Hilafetin, Hilafetullah’ın, Amir-i Müminin, Hilafet-i Resul’un olması, Şeriata göre, Şeriatın uygulanabilmesi için en önemli unsurdur. Bin üç yüz yıl boyunca her zaman Peygamber Efendimiz (sav)’i temsil edeni temsil edeni temsil eden birileri oturmuştu orada. Gerçekte Ebu Bekir Sıddık Hz. “Ben, Peygamberi (sav) temsil ediyorum” diyor. Peki Peygamber Efendimiz (sav) kimi temsil ediyor? Allah’ı (cc). Hz. Ömer söylüyor, “Ben Hz. Ebu Bekir’i temsil ediyorum.” Hz. Osman, “Ben Hz. Ömer’i temsil ediyorum” diyor. Ve Hz. Ali “Ben Hz. Osman’ı temsil ediyorum” diyor. Yani kısaltıp kısaca “Halife” demişlerdi. Çünkü Halifenin Halifesinin Halifesinin Halifesi diyemezsin. İşte bu Ehl-i Sünnet’tir. Sünnet budur, vesile, zincir budur.

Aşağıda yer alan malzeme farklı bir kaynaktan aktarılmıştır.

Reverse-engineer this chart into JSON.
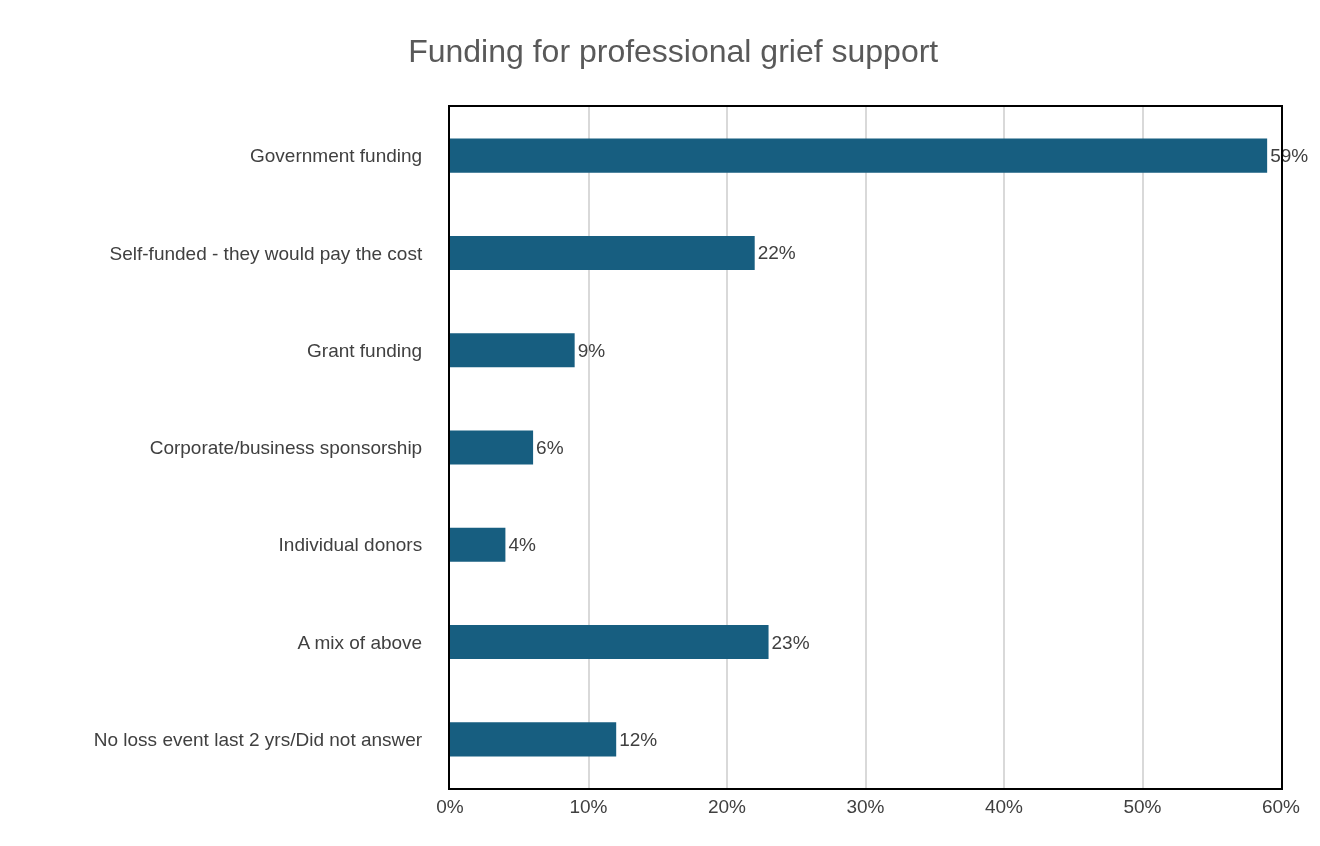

1300 yılı aşkın bir süre, Müslümanlar bu zincire, Allah’ın ipine hep beraber tutunmuş ve ayrı düşmemişlerdi. Peki Müslümanlar ne zaman ayrıldılar? Allah’ın ipinin ellerinden kayıp gitmesine izin verdiklerinde ayrı düştüler. Binlerce parçaya bölündüler. Bir milyar, iki milyar Müslüman var. İnsanlar gururlu ve mutlu. Evet, artık iki milyar parçaya bölündük çünkü Allah’ın ipine tutunmuyoruz. Allah’ın ipi bizi kime yakınlaştırıyordu? Bu iple ilgili insanlar, “Şeyhinize tutunmayın, Peygambere tutunmayın. Sadece Allah’a tutunun,” diyorlar. Fakat Allah (svt),
“Allah’ın ipine sımsıkı sarılın ve bölük bölük olmayın” (3/Al-i İmran:103)

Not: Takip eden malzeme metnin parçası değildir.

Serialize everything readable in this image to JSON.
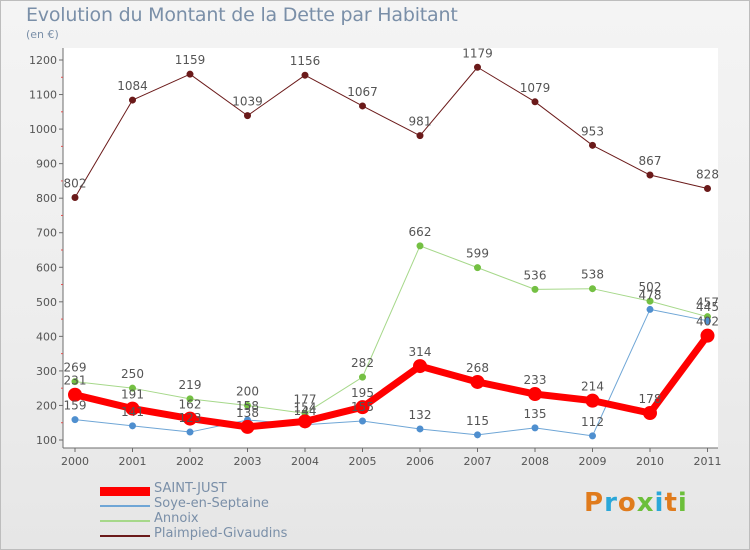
{
  "title": "Evolution du Montant de la Dette par Habitant",
  "subtitle": "(en €)",
  "logo": {
    "text": "Proxiti",
    "colors": [
      "#e07b1c",
      "#2aa7d9",
      "#e07b1c",
      "#6cbf3a",
      "#2aa7d9",
      "#e07b1c",
      "#6cbf3a"
    ]
  },
  "chart_data": {
    "type": "line",
    "title": "Evolution du Montant de la Dette par Habitant",
    "ylabel": "(en €)",
    "xlabel": "",
    "ylim": [
      100,
      1200
    ],
    "yticks": [
      100,
      200,
      300,
      400,
      500,
      600,
      700,
      800,
      900,
      1000,
      1100,
      1200
    ],
    "categories": [
      "2000",
      "2001",
      "2002",
      "2003",
      "2004",
      "2005",
      "2006",
      "2007",
      "2008",
      "2009",
      "2010",
      "2011"
    ],
    "grid": false,
    "legend": "bottom-left",
    "series": [
      {
        "name": "Plaimpied-Givaudins",
        "color": "#6b1a1a",
        "marker": "#6b1a1a",
        "width": 1,
        "values": [
          802,
          1084,
          1159,
          1039,
          1156,
          1067,
          981,
          1179,
          1079,
          953,
          867,
          828
        ]
      },
      {
        "name": "Annoix",
        "color": "#a6d88a",
        "marker": "#74c043",
        "width": 1,
        "values": [
          269,
          250,
          219,
          200,
          177,
          282,
          662,
          599,
          536,
          538,
          502,
          457
        ]
      },
      {
        "name": "Soye-en-Septaine",
        "color": "#6fa6d6",
        "marker": "#4f8fcf",
        "width": 1,
        "values": [
          159,
          141,
          123,
          158,
          144,
          155,
          132,
          115,
          135,
          112,
          478,
          445
        ]
      },
      {
        "name": "SAINT-JUST",
        "color": "#ff0000",
        "marker": "#ff0000",
        "width": 7,
        "values": [
          231,
          191,
          162,
          138,
          154,
          195,
          314,
          268,
          233,
          214,
          178,
          402
        ]
      }
    ],
    "labels": {
      "Plaimpied-Givaudins": [
        "802",
        "1084",
        "1159",
        "1039",
        "1156",
        "1067",
        "981",
        "1179",
        "1079",
        "953",
        "867",
        "828"
      ],
      "Annoix": [
        "269",
        "250",
        "219",
        "200",
        "177",
        "282",
        "662",
        "599",
        "536",
        "538",
        "502",
        "457"
      ],
      "Soye-en-Septaine": [
        "159",
        "141",
        "123",
        "158",
        "144",
        "155",
        "132",
        "115",
        "135",
        "112",
        "478",
        "445"
      ],
      "SAINT-JUST": [
        "231",
        "191",
        "162",
        "138",
        "154",
        "195",
        "314",
        "268",
        "233",
        "214",
        "178",
        "402"
      ]
    },
    "legend_order": [
      "SAINT-JUST",
      "Soye-en-Septaine",
      "Annoix",
      "Plaimpied-Givaudins"
    ]
  }
}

diye buyuruyor. “Bana sarılın ve bölük bölük olmayın” demiyor ki. Öyleyse sorun, ehl-i sünnet olduğunuzu söyleyip sünnetlerinizi unutmanızda. Diyorsun ki, “Ben sadece Allah’a (cc) tutunurum.” O zaman bir ip yok demektir., bir arada durmuyorsunuz. Çünkü 92 yıl önce 1300 yıl içerisinde kurulmuş olan yıkıldı. Son Halifenin üzerinden 100 yıl geçti. Son Halife kimdi? Biliyor musunuz? Bilmiyor musunuz? Bakın bulun. İşte bu Müslümanların kendi bin küsür yıllık tarihini bilmediğini gösteriyor. Son hükümdar Halife Sultan Abdül Hamid Han’dı (Cennet Mekan). ardından Sultan Vahdeddin. Ardından kim geliyordu? Sultan Reşad. Son Halife Sultan II. Abdülmecid’di değil mi?

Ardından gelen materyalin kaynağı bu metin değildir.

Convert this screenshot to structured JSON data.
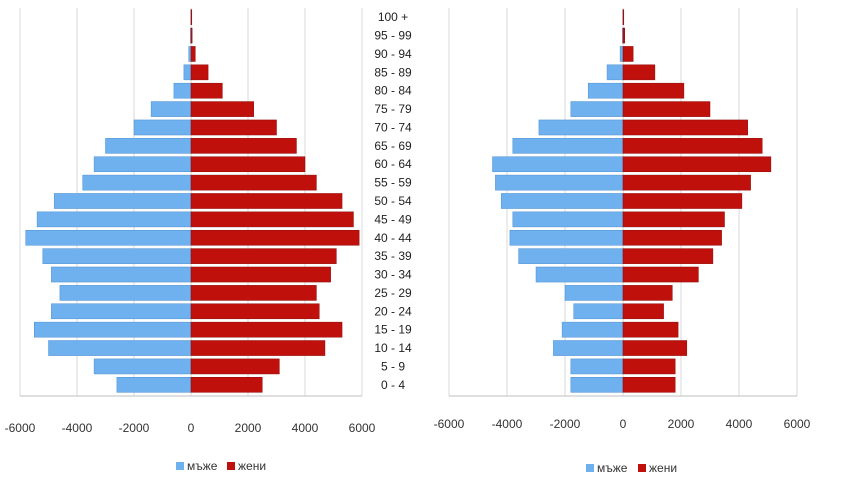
{
  "colors": {
    "male": "#6fb0ee",
    "male_stroke": "#4d8fd0",
    "female": "#c0100c",
    "female_stroke": "#8e0a08",
    "grid": "#d9d9d9",
    "axis": "#bfbfbf"
  },
  "legend": {
    "male": "мъже",
    "female": "жени"
  },
  "chart_data": [
    {
      "type": "bar",
      "orientation": "horizontal",
      "grid": true,
      "legend_position": "bottom",
      "xlim": [
        -6000,
        6000
      ],
      "xticks": [
        "-6000",
        "-4000",
        "-2000",
        "0",
        "2000",
        "4000",
        "6000"
      ],
      "categories": [
        "0 - 4",
        "5 - 9",
        "10 - 14",
        "15 - 19",
        "20 - 24",
        "25 - 29",
        "30 - 34",
        "35 - 39",
        "40 - 44",
        "45 - 49",
        "50 - 54",
        "55 - 59",
        "60 - 64",
        "65 - 69",
        "70 - 74",
        "75 - 79",
        "80 - 84",
        "85 - 89",
        "90 - 94",
        "95 - 99",
        "100 +"
      ],
      "series": [
        {
          "name": "мъже",
          "values": [
            -2600,
            -3400,
            -5000,
            -5500,
            -4900,
            -4600,
            -4900,
            -5200,
            -5800,
            -5400,
            -4800,
            -3800,
            -3400,
            -3000,
            -2000,
            -1400,
            -600,
            -250,
            -80,
            -20,
            -5
          ]
        },
        {
          "name": "жени",
          "values": [
            2500,
            3100,
            4700,
            5300,
            4500,
            4400,
            4900,
            5100,
            5900,
            5700,
            5300,
            4400,
            4000,
            3700,
            3000,
            2200,
            1100,
            600,
            150,
            40,
            10
          ]
        }
      ]
    },
    {
      "type": "bar",
      "orientation": "horizontal",
      "grid": true,
      "legend_position": "bottom",
      "xlim": [
        -6000,
        6000
      ],
      "xticks": [
        "-6000",
        "-4000",
        "-2000",
        "0",
        "2000",
        "4000",
        "6000"
      ],
      "categories": [
        "0 - 4",
        "5 - 9",
        "10 - 14",
        "15 - 19",
        "20 - 24",
        "25 - 29",
        "30 - 34",
        "35 - 39",
        "40 - 44",
        "45 - 49",
        "50 - 54",
        "55 - 59",
        "60 - 64",
        "65 - 69",
        "70 - 74",
        "75 - 79",
        "80 - 84",
        "85 - 89",
        "90 - 94",
        "95 - 99",
        "100 +"
      ],
      "series": [
        {
          "name": "мъже",
          "values": [
            -1800,
            -1800,
            -2400,
            -2100,
            -1700,
            -2000,
            -3000,
            -3600,
            -3900,
            -3800,
            -4200,
            -4400,
            -4500,
            -3800,
            -2900,
            -1800,
            -1200,
            -550,
            -100,
            -20,
            -5
          ]
        },
        {
          "name": "жени",
          "values": [
            1800,
            1800,
            2200,
            1900,
            1400,
            1700,
            2600,
            3100,
            3400,
            3500,
            4100,
            4400,
            5100,
            4800,
            4300,
            3000,
            2100,
            1100,
            350,
            60,
            15
          ]
        }
      ]
    }
  ]
}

92 yıl önce, artık kendilerini Osmanlılardan saymayan Türkiye Büyük Millet Meclisi’nden emir verildiği vakit, Dolmabahçe Sarayı’ndaki odasına girdiler. Diğer bütün odalar karanlığa gömülmüşken, ışığı yanan tek oda onunkisiydi. İslam Halifesi, İslam’ın son Halifesi Kur’an-ı Kerim okuyordu. Onu almaya gelen kişi bile içeri girdiğinde tereddüt etti. Ardından bildiriyi okudu. Son Halife gitmeyi reddetti. Ancak sarayın etrafı çoktan askerlerle sarılmıştı. Her an ateş açmaya hazırlardı. Kadınlarla çocuklar da oradaydı.
Sabah namazı vaktinde trene bindirip Avrupa’ya yollamak için, gecenin bir yarısı silah zoruyla saraydan tren istasyonuna götürdüler. Ve bundan sonra bir daha hiçbir zaman Müslümanlara hükmeden bir halife olmadı. Dünyada şeriat kalmadı. O günden bu güne kadar tüm dünya bir kaosun içine girdi. Ne Rahmet var ne de Bereket.
Evet, halife tren istasyonundaydı. Yağmur yağıyordu. Bir istasyon şefi vardı yakınında. Şef, “Lütfen Halifemiz, şu saçağın altına geliniz,” dedi. Çünkü o 'hayvanlar', çoluk çocuğu, her şeyini geride bıraktırıp, 2000 pound vererek sadece bir çantayla oraya getirmişlerdi. Sultan Vahdeddin’e de yaptıkları gibi; Sultan açlıktan öldü. Aynen Sultan AbdülHamid Han’a yaptıkları gibi; hayvanlar, necis hayvanlar, domuzlar için ayrılmış olan trene bindirdikleri gibi... Ve o istasyon şefi son Halife’ye, “Efendim, lütfen çalışma odama gelin, yağmurun altında durmayın,” dedi. Ona çay ikram etti. Bunun üzerine Halife teşekkür edince istasyon şefi ağlamaya başladı, “Siz mi bana teşekkür ediyorsunuz? Bu kadar yıl boyunca bize kol kanat gerip, bizi koruduğunuz için asıl ben size teşekkür ederim.”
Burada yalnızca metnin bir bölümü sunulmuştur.